Folgende Symptome gelten als “Alarmzeichen” und weisen auf eine andere Erkrankung hin: Blut im Stuhl, Fieber, Entzündungszeichen im Blut, Gewichtsverlust und nächtliche Schmerzen/ Koliken. Häufig sind mit dem RDS auch Sodbrennen, Fibromyalgie, Kopfschmerzen, Rückenschmerzen und urogenitale Beschwerden vergesellschaftet. Diese Symptome sind wenig hilfreich für die Diagnose RDS, korrelieren aber häufig mit der Schwere des RDS und sind mit psychologischen Faktoren verknüpft. Patienten mit RDS, die Fachärzte oder spezialisierte Abteilungen aufsuchen, weisen in ca. 60% psychische Störungen auf; viele leiden auch an Schlafstörungen oder waren Opfer von psychischem, physischem oder sexuellem Missbrauch. Daher ist eine orientierende psychosomatische Diagnostik in jedem Fall hilfreich. Fragen nach Symptomen einer psychischen Störung wie z. B. einer Depression oder einer Angsterkrankung sowie die Erfassung psychosozialer Einschränkungen der Betroffenen (z. B. sozialer Rückzug, keine Reisen unternehmen etc.) sind wichtig zur Einschätzung des Schweregrades. Das RDS soll nicht als reine Ausschlussdiagnose (“Durchuntersuchung, bis alles andere ausgeschlossen ist”) verstanden werden. Eine wiederholte Diagnostik bei gleich bleibender Symptomatik soll jedenfalls vermieden werden.

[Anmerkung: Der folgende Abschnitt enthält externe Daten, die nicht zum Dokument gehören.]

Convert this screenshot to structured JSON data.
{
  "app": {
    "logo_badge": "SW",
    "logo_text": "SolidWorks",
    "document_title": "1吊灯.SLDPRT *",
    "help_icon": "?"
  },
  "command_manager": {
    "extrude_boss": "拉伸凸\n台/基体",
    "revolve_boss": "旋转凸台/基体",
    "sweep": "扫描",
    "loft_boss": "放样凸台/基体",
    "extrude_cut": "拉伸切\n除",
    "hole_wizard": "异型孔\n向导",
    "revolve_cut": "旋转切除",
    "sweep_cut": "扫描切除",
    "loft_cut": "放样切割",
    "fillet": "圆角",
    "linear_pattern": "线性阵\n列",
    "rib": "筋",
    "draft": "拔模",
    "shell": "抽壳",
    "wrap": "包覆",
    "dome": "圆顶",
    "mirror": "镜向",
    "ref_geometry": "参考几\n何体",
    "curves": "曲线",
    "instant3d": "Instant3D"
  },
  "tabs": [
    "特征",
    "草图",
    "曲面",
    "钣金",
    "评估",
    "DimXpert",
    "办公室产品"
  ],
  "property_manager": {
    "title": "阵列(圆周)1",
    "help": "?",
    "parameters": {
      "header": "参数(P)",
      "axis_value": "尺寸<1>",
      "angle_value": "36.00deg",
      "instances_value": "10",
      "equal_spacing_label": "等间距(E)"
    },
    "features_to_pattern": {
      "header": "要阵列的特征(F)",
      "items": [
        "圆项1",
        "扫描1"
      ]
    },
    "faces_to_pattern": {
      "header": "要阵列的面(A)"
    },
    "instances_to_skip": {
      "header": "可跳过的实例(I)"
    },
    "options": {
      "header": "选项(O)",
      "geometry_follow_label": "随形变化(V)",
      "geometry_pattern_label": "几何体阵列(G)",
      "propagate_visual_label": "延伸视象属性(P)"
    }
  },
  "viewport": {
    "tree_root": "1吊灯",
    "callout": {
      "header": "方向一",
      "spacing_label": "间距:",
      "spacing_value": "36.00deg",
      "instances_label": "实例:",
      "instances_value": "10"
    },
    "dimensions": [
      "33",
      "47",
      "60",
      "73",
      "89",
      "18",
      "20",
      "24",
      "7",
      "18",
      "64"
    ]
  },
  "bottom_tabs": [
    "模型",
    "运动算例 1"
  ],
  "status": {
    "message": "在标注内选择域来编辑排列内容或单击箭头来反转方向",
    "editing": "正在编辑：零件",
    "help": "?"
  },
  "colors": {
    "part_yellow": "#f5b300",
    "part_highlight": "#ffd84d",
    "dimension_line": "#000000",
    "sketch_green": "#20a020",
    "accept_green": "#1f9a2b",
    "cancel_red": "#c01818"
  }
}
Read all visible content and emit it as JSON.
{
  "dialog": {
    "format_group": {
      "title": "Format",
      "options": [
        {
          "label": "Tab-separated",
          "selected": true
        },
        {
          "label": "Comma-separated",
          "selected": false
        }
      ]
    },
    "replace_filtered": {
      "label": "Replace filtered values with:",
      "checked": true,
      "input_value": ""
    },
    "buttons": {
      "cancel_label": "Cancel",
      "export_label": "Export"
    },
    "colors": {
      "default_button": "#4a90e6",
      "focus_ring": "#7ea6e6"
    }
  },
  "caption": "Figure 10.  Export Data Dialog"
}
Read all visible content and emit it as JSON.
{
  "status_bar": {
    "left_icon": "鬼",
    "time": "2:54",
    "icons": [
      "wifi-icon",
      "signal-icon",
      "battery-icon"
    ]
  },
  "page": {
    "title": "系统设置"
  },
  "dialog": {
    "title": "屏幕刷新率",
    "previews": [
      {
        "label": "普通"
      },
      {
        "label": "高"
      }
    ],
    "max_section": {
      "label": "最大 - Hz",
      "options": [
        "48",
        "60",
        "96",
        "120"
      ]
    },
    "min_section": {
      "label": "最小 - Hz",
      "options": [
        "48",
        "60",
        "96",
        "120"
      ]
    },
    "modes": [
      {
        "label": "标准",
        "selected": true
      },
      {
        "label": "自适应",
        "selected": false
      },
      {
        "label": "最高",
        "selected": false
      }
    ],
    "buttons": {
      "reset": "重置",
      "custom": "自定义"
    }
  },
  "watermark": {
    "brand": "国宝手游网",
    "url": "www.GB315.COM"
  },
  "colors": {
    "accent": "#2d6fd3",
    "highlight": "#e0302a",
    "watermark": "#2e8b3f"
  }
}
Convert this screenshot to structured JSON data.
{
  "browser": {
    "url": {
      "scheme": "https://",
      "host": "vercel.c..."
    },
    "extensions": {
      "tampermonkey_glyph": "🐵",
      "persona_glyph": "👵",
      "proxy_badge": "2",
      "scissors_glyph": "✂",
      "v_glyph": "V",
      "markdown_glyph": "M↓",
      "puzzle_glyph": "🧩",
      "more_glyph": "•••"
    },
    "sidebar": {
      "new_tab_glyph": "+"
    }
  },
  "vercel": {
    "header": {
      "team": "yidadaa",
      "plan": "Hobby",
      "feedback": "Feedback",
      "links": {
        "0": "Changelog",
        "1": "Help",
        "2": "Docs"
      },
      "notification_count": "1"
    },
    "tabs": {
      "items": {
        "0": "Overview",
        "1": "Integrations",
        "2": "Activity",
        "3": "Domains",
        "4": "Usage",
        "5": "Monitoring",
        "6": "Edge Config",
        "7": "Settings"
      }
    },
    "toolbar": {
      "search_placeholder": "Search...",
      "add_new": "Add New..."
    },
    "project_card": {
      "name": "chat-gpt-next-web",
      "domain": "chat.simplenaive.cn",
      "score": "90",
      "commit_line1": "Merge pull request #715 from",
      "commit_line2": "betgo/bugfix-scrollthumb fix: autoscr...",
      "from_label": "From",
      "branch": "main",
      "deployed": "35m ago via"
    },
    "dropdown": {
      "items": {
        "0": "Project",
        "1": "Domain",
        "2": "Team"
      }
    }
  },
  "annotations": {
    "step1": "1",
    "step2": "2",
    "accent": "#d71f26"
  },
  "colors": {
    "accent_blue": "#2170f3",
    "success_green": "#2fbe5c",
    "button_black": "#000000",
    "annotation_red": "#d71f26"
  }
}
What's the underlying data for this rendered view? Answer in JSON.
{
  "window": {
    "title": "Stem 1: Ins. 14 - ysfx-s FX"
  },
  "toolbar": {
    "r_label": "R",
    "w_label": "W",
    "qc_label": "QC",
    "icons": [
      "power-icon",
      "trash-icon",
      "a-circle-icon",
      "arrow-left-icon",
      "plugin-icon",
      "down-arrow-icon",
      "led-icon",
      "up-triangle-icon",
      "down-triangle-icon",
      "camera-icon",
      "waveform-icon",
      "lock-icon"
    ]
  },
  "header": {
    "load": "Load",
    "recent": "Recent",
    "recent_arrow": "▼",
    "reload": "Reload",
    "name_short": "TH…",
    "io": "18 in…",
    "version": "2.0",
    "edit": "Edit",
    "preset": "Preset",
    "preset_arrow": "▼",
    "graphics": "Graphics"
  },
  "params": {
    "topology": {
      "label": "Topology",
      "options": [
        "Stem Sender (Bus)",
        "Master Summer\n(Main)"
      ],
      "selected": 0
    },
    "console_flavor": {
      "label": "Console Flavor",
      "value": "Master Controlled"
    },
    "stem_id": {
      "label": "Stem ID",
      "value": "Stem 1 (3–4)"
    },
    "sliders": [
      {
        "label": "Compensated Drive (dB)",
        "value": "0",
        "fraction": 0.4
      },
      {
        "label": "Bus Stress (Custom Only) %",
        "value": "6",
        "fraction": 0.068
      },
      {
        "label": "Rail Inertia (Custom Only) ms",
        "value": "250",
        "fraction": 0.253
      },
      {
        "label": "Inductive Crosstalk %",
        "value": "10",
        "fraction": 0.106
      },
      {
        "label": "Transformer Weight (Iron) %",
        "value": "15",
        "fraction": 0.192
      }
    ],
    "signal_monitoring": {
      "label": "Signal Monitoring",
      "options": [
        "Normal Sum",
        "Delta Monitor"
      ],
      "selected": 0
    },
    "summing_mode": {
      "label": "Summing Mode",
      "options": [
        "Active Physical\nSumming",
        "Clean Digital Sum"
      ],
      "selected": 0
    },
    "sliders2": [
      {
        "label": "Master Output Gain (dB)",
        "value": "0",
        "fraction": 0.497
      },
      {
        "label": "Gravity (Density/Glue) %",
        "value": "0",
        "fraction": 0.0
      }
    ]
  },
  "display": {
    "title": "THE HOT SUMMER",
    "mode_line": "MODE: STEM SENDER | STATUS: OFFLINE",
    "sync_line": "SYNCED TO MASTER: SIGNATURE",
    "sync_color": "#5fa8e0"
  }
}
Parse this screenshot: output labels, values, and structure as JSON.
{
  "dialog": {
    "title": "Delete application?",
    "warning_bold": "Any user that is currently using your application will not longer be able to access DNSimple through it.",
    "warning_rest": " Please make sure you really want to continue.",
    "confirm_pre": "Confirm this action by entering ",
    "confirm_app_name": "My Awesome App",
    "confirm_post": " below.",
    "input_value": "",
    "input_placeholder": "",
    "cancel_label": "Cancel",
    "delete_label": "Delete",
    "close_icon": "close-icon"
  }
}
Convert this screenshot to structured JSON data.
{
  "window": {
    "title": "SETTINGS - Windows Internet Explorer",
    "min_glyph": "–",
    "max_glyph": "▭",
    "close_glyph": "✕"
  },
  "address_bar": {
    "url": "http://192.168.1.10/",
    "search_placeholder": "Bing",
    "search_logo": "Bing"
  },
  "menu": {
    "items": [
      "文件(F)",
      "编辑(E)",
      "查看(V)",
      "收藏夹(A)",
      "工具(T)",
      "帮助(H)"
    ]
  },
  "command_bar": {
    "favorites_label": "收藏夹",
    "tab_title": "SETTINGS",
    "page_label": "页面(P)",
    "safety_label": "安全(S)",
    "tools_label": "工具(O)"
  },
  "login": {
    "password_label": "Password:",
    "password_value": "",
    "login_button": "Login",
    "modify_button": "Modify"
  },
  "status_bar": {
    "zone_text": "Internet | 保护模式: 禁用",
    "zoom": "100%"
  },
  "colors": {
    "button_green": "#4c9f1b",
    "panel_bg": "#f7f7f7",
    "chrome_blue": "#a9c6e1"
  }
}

Klinische Betreuung und Therapie: Im Zentrum der Therapie steht die Aufklärung, Beruhigung, Beratung und Begleitung der Betroffenen. Einer der ersten therapeutischen Schritte ist die Identifikation von Triggerfaktoren für die Verstärkung der RDS-Symptome. Dafür ist das Führen eines Symptomtagebuches über ca. 2-4 Wochen hilfreich. Eine verminderte oder überschießende Zufuhr von Ballaststoffen, ein übermäßiger Konsum von schwer resorbierbaren Zuckern (z. B. Fruktose, Sorbit) oder von Stimulantien der Peristaltik (z. B. Kaffee oder Tee) können die Symptome eines RDS auslösen oder verstärken. Es soll aber nicht nur auf die Ernährungsgewohnheiten geachtet werden, sondern auch auf Emotionen und Gefühle im Zusammenhang mit der Entstehung und Aufrechterhaltung der Symptome. Hormonveränderungen (Menstruationszyklus) oder Stress können ebenso zu einer Überreaktion des Darmes führen.

Medikamentöse Therapien (je nach Symptomatik):

  • Bei Bauchkrämpfen Spasmolytika, Mebeverin, Butylscopolamin.
  • Bei Durchfall Loperamid, Cholestyramin.
  • Bei Verstopfung Psyllium, Methylcellulose, Polyethylenglykol, Laktulose und Faserpräparate.
  • Bei starken, wenig beeinflussbaren Schmerzen können selektive Serotonin- Reuptake-Inhibitoren und trizyklische Antidepressiva eingesetzt werden.
  • Einige Studien belegen, dass Bifidobakterien, Laktobazillen, E. coli Nissle 1917 ± Streptokokkenstämme eine gewisse, eventuell unspezifische Wirkung beim RDS haben, ebenso Pfefferminzöl bei Diarrhö und Schmerz sowie STW 5 bei Schmerzen und Völlegefühl.
  • Eine neue medikamentöse Therapieoption bei therapieresistentem RDS ist die Behandlung mit dem nicht-resorbierbarem Antibiotikum Rifaximin.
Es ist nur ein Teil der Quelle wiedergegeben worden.